The immediate support to watch for $SPX this week is at 4,150 level, a 10 months low support that was reclaimed intraday some three weeks ago.

 

$QQQ (Nasdaq 100) vs $QQQE (Nasdaq 100 Equal Weight) – Downtrend Channel In Play

Tech and growth names have been hard hit since the start of 2022 by a rapid rise in Treasury yields on the back of expectations that the Fed will hike interest rates aggressively to combat high inflation as higher rates can hurt their companies with high valuations based on the prospect of future profits.

Similar to $SPX, $QQQ fell -3.82% during the week. The support level to watch for $QQQ this week remains at $319.

 

$BTCUSD (Bitcoin / USD) – Morphing out a Bearish Head and Shoulder Pattern

Bitcoin ($BTCUSD) ended the week with a further gain of +0.99%. At the current juncture, $BTCUSD remains trading below the convergence of declining moving averages (10, 20 and 50 day), along with its anchored VWAP from 27th December high.

$BTCUSD continues to be morphing out a right side shoulder of a mid-term bearish Head and Shoulder Pattern.

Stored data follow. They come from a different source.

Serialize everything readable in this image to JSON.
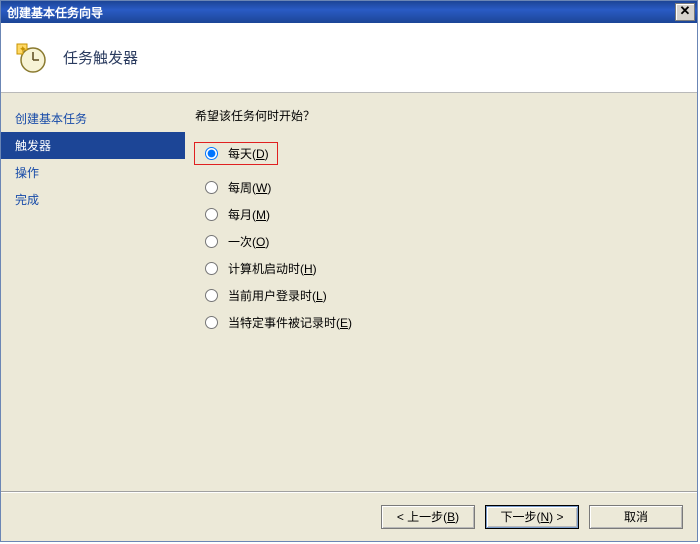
{
  "window": {
    "title": "创建基本任务向导"
  },
  "header": {
    "page_title": "任务触发器"
  },
  "sidebar": {
    "items": [
      {
        "label": "创建基本任务",
        "selected": false
      },
      {
        "label": "触发器",
        "selected": true
      },
      {
        "label": "操作",
        "selected": false
      },
      {
        "label": "完成",
        "selected": false
      }
    ]
  },
  "content": {
    "question": "希望该任务何时开始？",
    "options": [
      {
        "label_prefix": "每天(",
        "accel": "D",
        "label_suffix": ")",
        "checked": true,
        "highlighted": true
      },
      {
        "label_prefix": "每周(",
        "accel": "W",
        "label_suffix": ")",
        "checked": false,
        "highlighted": false
      },
      {
        "label_prefix": "每月(",
        "accel": "M",
        "label_suffix": ")",
        "checked": false,
        "highlighted": false
      },
      {
        "label_prefix": "一次(",
        "accel": "O",
        "label_suffix": ")",
        "checked": false,
        "highlighted": false
      },
      {
        "label_prefix": "计算机启动时(",
        "accel": "H",
        "label_suffix": ")",
        "checked": false,
        "highlighted": false
      },
      {
        "label_prefix": "当前用户登录时(",
        "accel": "L",
        "label_suffix": ")",
        "checked": false,
        "highlighted": false
      },
      {
        "label_prefix": "当特定事件被记录时(",
        "accel": "E",
        "label_suffix": ")",
        "checked": false,
        "highlighted": false
      }
    ]
  },
  "footer": {
    "back": {
      "pre": "< 上一步(",
      "accel": "B",
      "suf": ")"
    },
    "next": {
      "pre": "下一步(",
      "accel": "N",
      "suf": ") >"
    },
    "cancel": {
      "label": "取消"
    }
  }
}
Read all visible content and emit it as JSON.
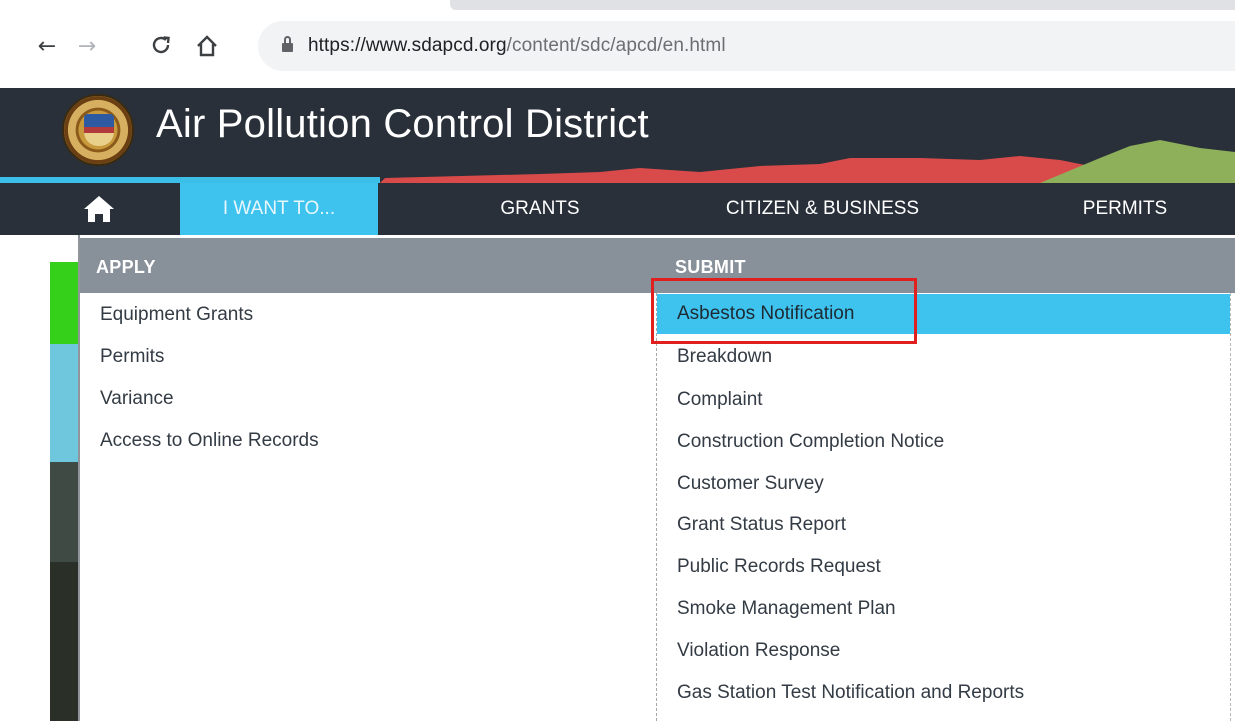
{
  "browser": {
    "url_host": "https://www.sdapcd.org",
    "url_path": "/content/sdc/apcd/en.html"
  },
  "site": {
    "title": "Air Pollution Control District"
  },
  "nav": {
    "items": [
      {
        "label": "I WANT TO...",
        "active": true
      },
      {
        "label": "GRANTS",
        "active": false
      },
      {
        "label": "CITIZEN & BUSINESS",
        "active": false
      },
      {
        "label": "PERMITS",
        "active": false
      }
    ]
  },
  "menu": {
    "apply": {
      "title": "APPLY",
      "links": [
        "Equipment Grants",
        "Permits",
        "Variance",
        "Access to Online Records"
      ]
    },
    "submit": {
      "title": "SUBMIT",
      "links": [
        "Asbestos Notification",
        "Breakdown",
        "Complaint",
        "Construction Completion Notice",
        "Customer Survey",
        "Grant Status Report",
        "Public Records Request",
        "Smoke Management Plan",
        "Violation Response",
        "Gas Station Test Notification and Reports"
      ],
      "highlighted_index": 0
    }
  },
  "colors": {
    "header_bg": "#293039",
    "accent_blue": "#3ec3ee",
    "menu_header_bg": "#88909a",
    "annotation_red": "#e0201e"
  }
}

The next level of support to watch for $BTCUSD remains at a re-test of $37,000.

$PCCE (Put/Call Ratio Equity) & $VIX (Volatility S&P 500) – $PCCE Uptrend Since January

The spike level to watch for $PCCE is at 1.00. The the current reading of 0.863 (+4.16%) reflects pressure on risk sentiment of the market. $PCCE has been on short term uptrend since the start of 2022.

On the contradictory, $VIX have eased off from its peak of 36.44, to 30.74 (-3.85%). However, this level still implies a risk off sentiment for market participants.

 

$IEI/$HYG (Credit Spread) – $TNX (10YR Treasury Yield) – Eyes on Spread

Market participants are keeping a close watch on credit spreads as one of the better economic signals. Junk bond issuers are perceived to be bigger credit risks, so if economic growth slows or contracts, there will be increased angst that these issuers won’t be able to make good on their interest payments. Hence, a widening high-yield spread is regarded as a leading indicator of difficult economic times which, in turn, often invites a more challenging period for the stock market since difficult economic times translate into weaker earnings prospects.

Credit Spread rise to 1.54% over the week (+0.01). $TNX have risen sharply to 2.003% (+0.278).

 

NAAIM Exposure Index 42.58 (+12.28)

The NAAIM Exposure Index represents the average exposure to US Equity markets reported by members of the National Association of Active Investment Managers. It provides insight into the actual adjustments active risk managers have made to client accounts over the past two weeks.

This week’s NAAIM Exposure Index number is: 42.58 up from 30.30.